Like other businesses, al-Aboudi's flourished after Saddam's overthrow, buoyed by authorities suspending most tariffs and import duties and starting nationwide government-funded projects. But sectarian violence in 2006 and 2007 damaged the country's economy. Meanwhile, Iraq's national power grid supplies only a fraction of the country's needs, forcing residents and business to rely on diesel generators.
Reeling from the Islamic State advance, Iraq's government now has stopped spending money on construction projects to fund its military.
"Since the deterioration in security situation, the fall of Mosul and the austerity measures, the [government] business has dropped to zero,'' said al-Aboudi, whose business was 65 percent government-funded projects.
Reacting the crisis, Iraq plans to issues bonds worth $7 billion - $5 billion in international bonds and $2 billion for domestic banks - to narrow the deficit. It introduced initiatives to impose new excise and consumption taxes. It also secured a $1.7 billion in loans from the World Bank and a $833 million loan with the International Monetary Fund.
Iraq also revived a long-delayed plan to redenominate the Iraqi dinar by knocking three zeroes off the nominal value of its banknotes, said Ihsan Shamran al-Yassiri, the head of Iraq Central Bank Issuing and Vaults Department. The plan is set to be implemented by 2017 after restructuring dinar by issuing two large banknotes - a 50,000 dinar note before the end of this year and 100,000 banknote next year - and canceling small ones.
This month, bond rating agency Fitch gave Iraq its first rating, calling it "B-'' with a stable outlook. The rating agency forecast a double-digit fiscal deficit for 2015 due to lower oil prices, higher military spending and war costs.

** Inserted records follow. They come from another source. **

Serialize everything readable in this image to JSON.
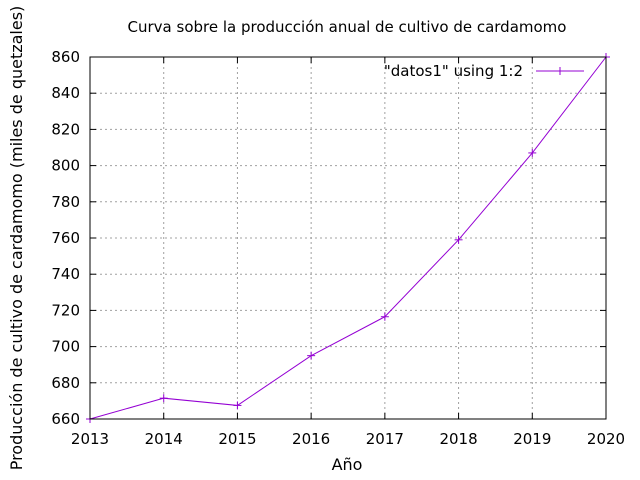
{
  "chart_data": {
    "type": "line",
    "title": "Curva sobre la producción anual de cultivo de cardamomo",
    "xlabel": "Año",
    "ylabel": "Producción de cultivo de cardamomo (miles de quetzales)",
    "xlim": [
      2013,
      2020
    ],
    "ylim": [
      660,
      860
    ],
    "x_ticks": [
      2013,
      2014,
      2015,
      2016,
      2017,
      2018,
      2019,
      2020
    ],
    "y_ticks": [
      660,
      680,
      700,
      720,
      740,
      760,
      780,
      800,
      820,
      840,
      860
    ],
    "grid": true,
    "legend_position": "top-right",
    "series": [
      {
        "name": "\"datos1\" using 1:2",
        "color": "#9400d3",
        "marker": "plus",
        "x": [
          2013,
          2014,
          2015,
          2016,
          2017,
          2018,
          2019,
          2020
        ],
        "y": [
          660,
          671.5,
          667.5,
          695,
          716.5,
          759,
          807,
          860
        ]
      }
    ]
  }
}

"Iraq scores the worst of all Fitch-rated sovereigns on the composite World Bank governance indicator, reflecting not only insecurity and political instability but also corruption, government ineffectiveness and weak institutions,'' Fitch said.
That doesn't surprise construction company owner Sahab Awad, who built a government housing project in Iraq's southern Maysan province, worth about $33.6 million. The government still owes him about $2.5 million for that, as well as millions of dollars more for a project his company had to abandon in the Islamic State-held city of Fallujah.
"We sold whatever properties and projects we have and laid off about 90 percent of the employees and debts are still accumulated,'' said Awad, 73. "We had high ambitions of developing the country, but unfortunately those who run it are incompetent and lack a real vision.''
Despite hundreds of billions in oil revenues and international aid since the 2003, Iraqis still suffer from shabby public services and weak economy due to endemic corruption and poor financial management, as many senior appointments are determined by party patronage and sectarian loyalties.
Fed up with the weak government, al-Aboudi joined thousands of Iraqis who have been protesting across the country. The protests forced the government to launch a plan to dismantle government posts, merge ministries, cut spending and fight corruption.
Last week, parliament's approval for the plan gave al-Aboudi a rare dose of optimism despite Iraq's many challenges.
"I'm optimistic ... and we will continue protesting until we have tangible reforms,'' he said.